Knowledge regarding the role of immunity and inflammation in CAD provides new insights into the pathogenesis of CAD, of acute coronary syndrome and particularly of myocardial infarction; moreover, it offers new opportunities in the diagnosis, prediction and treatment of this life threatening disease.

Immunosuppressant or anti-inflammatory agents could represent attractive treatments for acute coronary syndrome. Cyclosporine, syrolimus and tacrolimus block the activation and proliferation of T-cells, as well as of SMCs; although they are actually employed in drug eluting stents to prevent restenosis, we still do not know whether this compound family could be used systemically in the prevention and treatment of acute coronary syndrome (65–67). Moreover, the “late thrombosis” of drug eluting stents has taught physicians that the inhibition of immune-inflammatory system may be dangerous, particularly if it is not aimed at a specific target.

Equally complex is the situation of anti-inflammatory drugs; recent data showed increased incidence of cardiovascular events in patients treated with rofecoxib, a cycloxigenase-2 inhibitor which blocks the production of the anti-thrombotic compound by platelets (68).

Statins are certainly the best usable anti-inflammatory drug in clinical practice (69– 77) this pleiotropic effect depends on the inhibition of isoprenoid intermediate and cholesterol production by mevalonic acid.

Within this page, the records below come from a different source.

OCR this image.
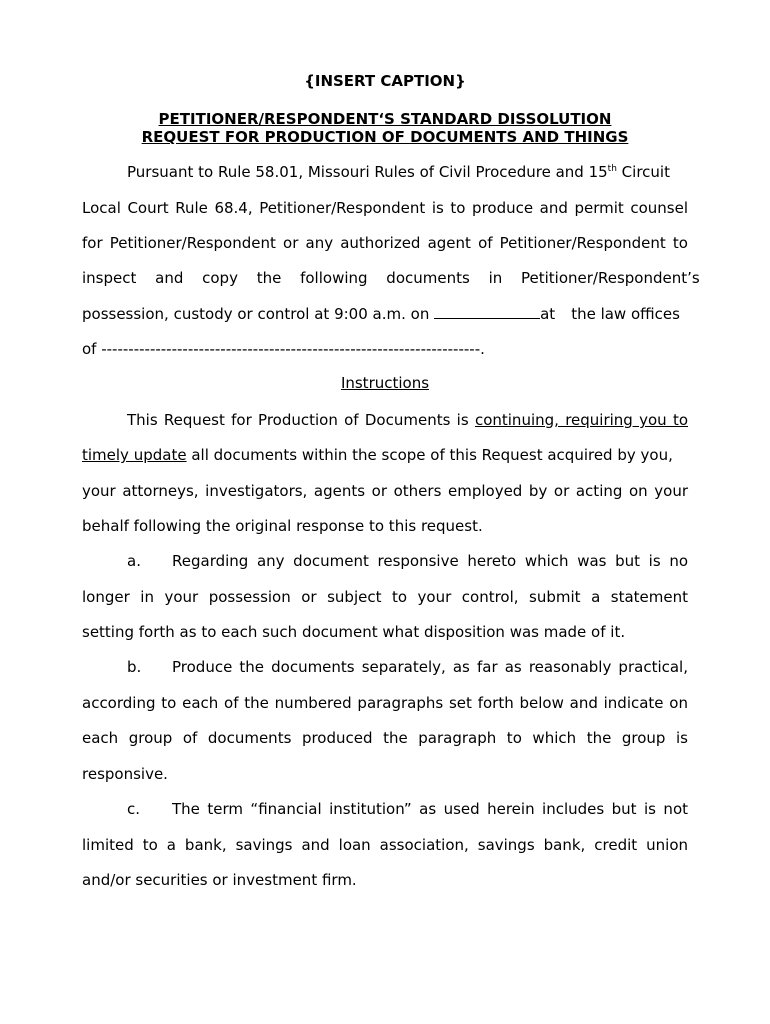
{INSERT CAPTION}
PETITIONER/RESPONDENT‘S STANDARD DISSOLUTION
REQUEST FOR PRODUCTION OF DOCUMENTS AND THINGS
Pursuant to Rule 58.01, Missouri Rules of Civil Procedure and 15th Circuit
Local Court Rule 68.4, Petitioner/Respondent is to produce and permit counsel
for Petitioner/Respondent or any authorized agent of Petitioner/Respondent to
inspect and copy the following documents in Petitioner/Respondent’s
possession, custody or control at 9:00 a.m. on	at the law offices
of ----------------------------------------------------------------------.
Instructions
This Request for Production of Documents is continuing, requiring you to
timely update all documents within the scope of this Request acquired by you,
your attorneys, investigators, agents or others employed by or acting on your
behalf following the original response to this request.
a. Regarding any document responsive hereto which was but is no
longer in your possession or subject to your control, submit a statement
setting forth as to each such document what disposition was made of it.
b. Produce the documents separately, as far as reasonably practical,
according to each of the numbered paragraphs set forth below and indicate on
each group of documents produced the paragraph to which the group is
responsive.
c. The term “financial institution” as used herein includes but is not
limited to a bank, savings and loan association, savings bank, credit union
and/or securities or investment firm.
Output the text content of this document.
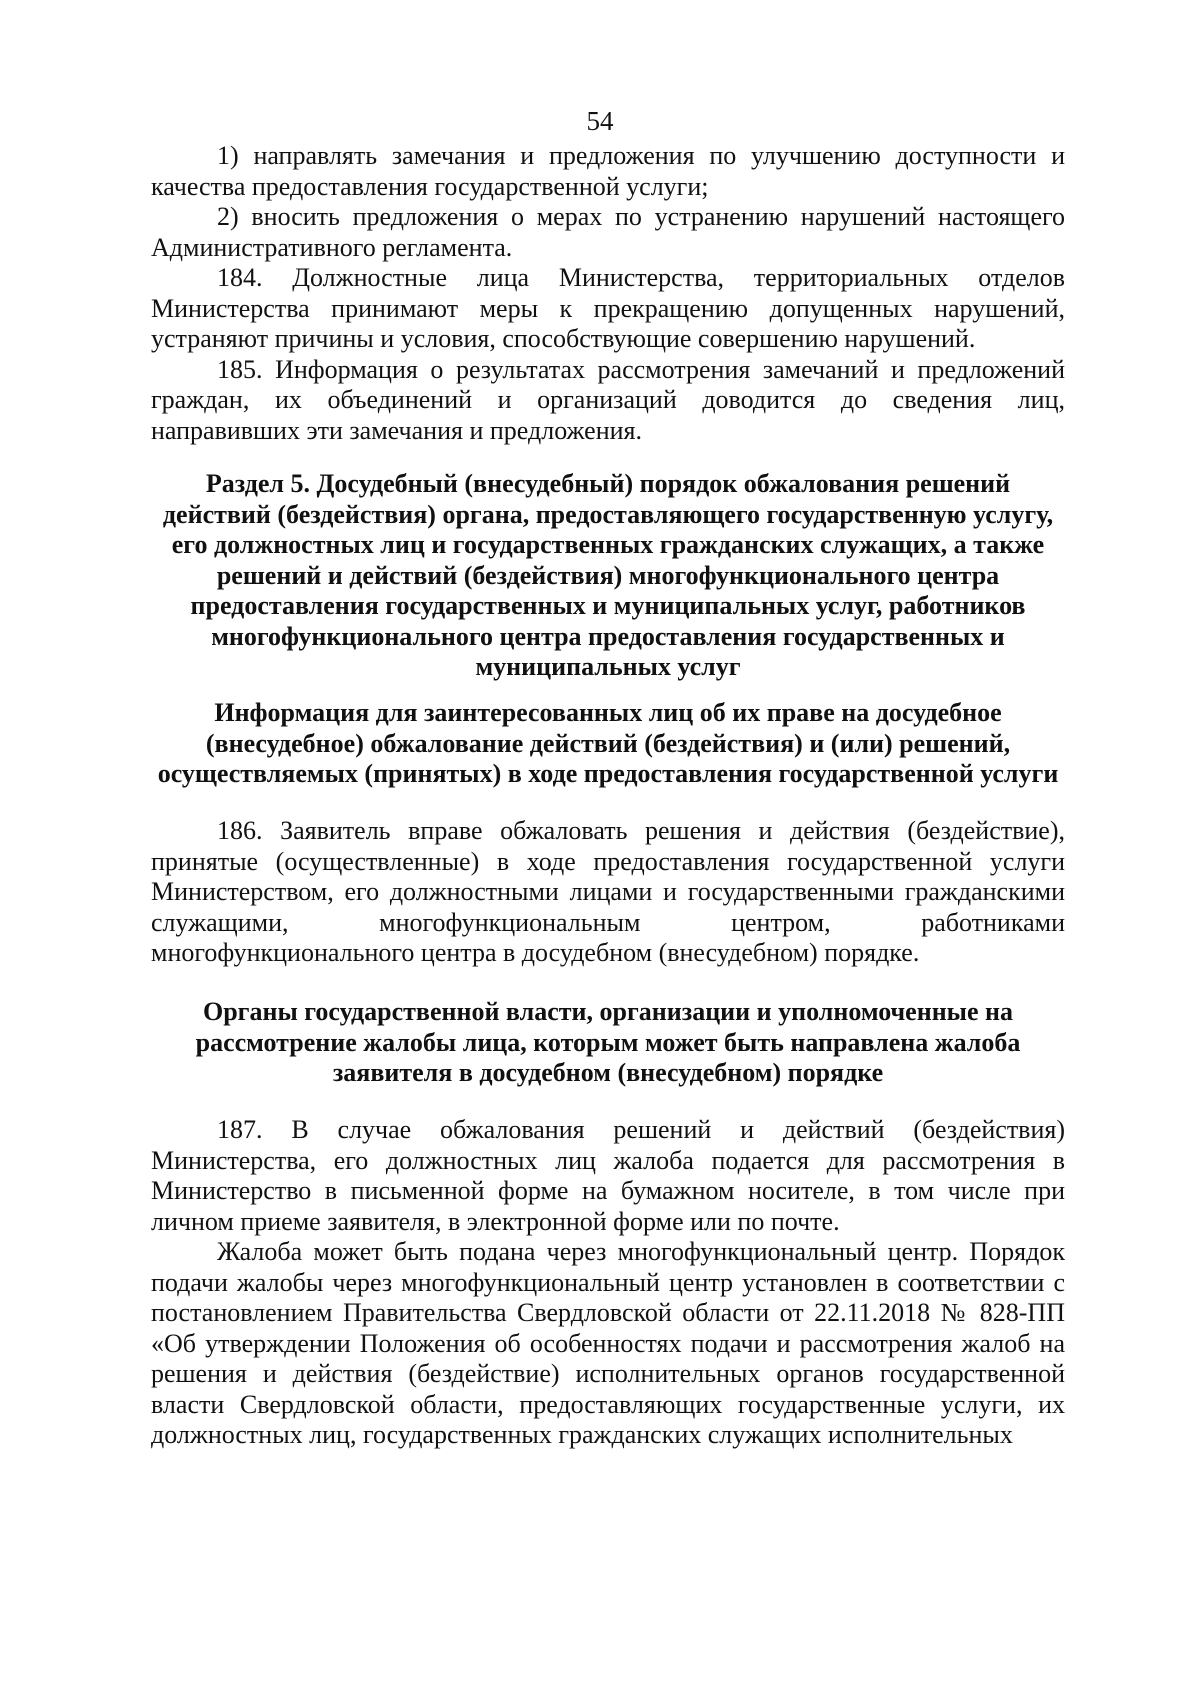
54

1) направлять замечания и предложения по улучшению доступности и качества предоставления государственной услуги;

2) вносить предложения о мерах по устранению нарушений настоящего Административного регламента.

184. Должностные лица Министерства, территориальных отделов Министерства принимают меры к прекращению допущенных нарушений, устраняют причины и условия, способствующие совершению нарушений.

185. Информация о результатах рассмотрения замечаний и предложений граждан, их объединений и организаций доводится до сведения лиц, направивших эти замечания и предложения.

Раздел 5. Досудебный (внесудебный) порядок обжалования решений действий (бездействия) органа, предоставляющего государственную услугу, его должностных лиц и государственных гражданских служащих, а также решений и действий (бездействия) многофункционального центра предоставления государственных и муниципальных услуг, работников многофункционального центра предоставления государственных и муниципальных услуг

Информация для заинтересованных лиц об их праве на досудебное (внесудебное) обжалование действий (бездействия) и (или) решений, осуществляемых (принятых) в ходе предоставления государственной услуги

186. Заявитель вправе обжаловать решения и действия (бездействие), принятые (осуществленные) в ходе предоставления государственной услуги Министерством, его должностными лицами и государственными гражданскими служащими, многофункциональным центром, работниками многофункционального центра в досудебном (внесудебном) порядке.

Органы государственной власти, организации и уполномоченные на рассмотрение жалобы лица, которым может быть направлена жалоба заявителя в досудебном (внесудебном) порядке

187. В случае обжалования решений и действий (бездействия) Министерства, его должностных лиц жалоба подается для рассмотрения в Министерство в письменной форме на бумажном носителе, в том числе при личном приеме заявителя, в электронной форме или по почте.

Жалоба может быть подана через многофункциональный центр. Порядок подачи жалобы через многофункциональный центр установлен в соответствии с постановлением Правительства Свердловской области от 22.11.2018 № 828-ПП «Об утверждении Положения об особенностях подачи и рассмотрения жалоб на решения и действия (бездействие) исполнительных органов государственной власти Свердловской области, предоставляющих государственные услуги, их должностных лиц, государственных гражданских служащих исполнительных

Isoprenoids control the activity of many signaling pathways; reduced cholesterol synthesis may interfere with the membrane composition and with the clustering of T-cell receptors during immune activation. Therefore, statins may inhibit antigen-dependent T-cell activation. The vaccine represents an attractive approach, because it could conversely induce a protective immunity (78) against a specific target. In animals, atherosclerosis was reduced by vaccination with ox-LDL or HSP60 (58, 61, 79–81) this could be due to the induction of protective auto-antibodies or T-cells.

Since better antigen preparation must be developed and more knowledge obtained before the vaccination can be tested in humans, several research groups are trying to identify the molecular properties of antigens, which may cause an immune response in atherosclerotic lesions.

Other perspectives have come from research regarding inflammatory cytokines; some of these compounds, especially TGF-β, regulate the immune response by the inhibition of T-cells, and so it looks very promising for the future management of atherosclerotic disease.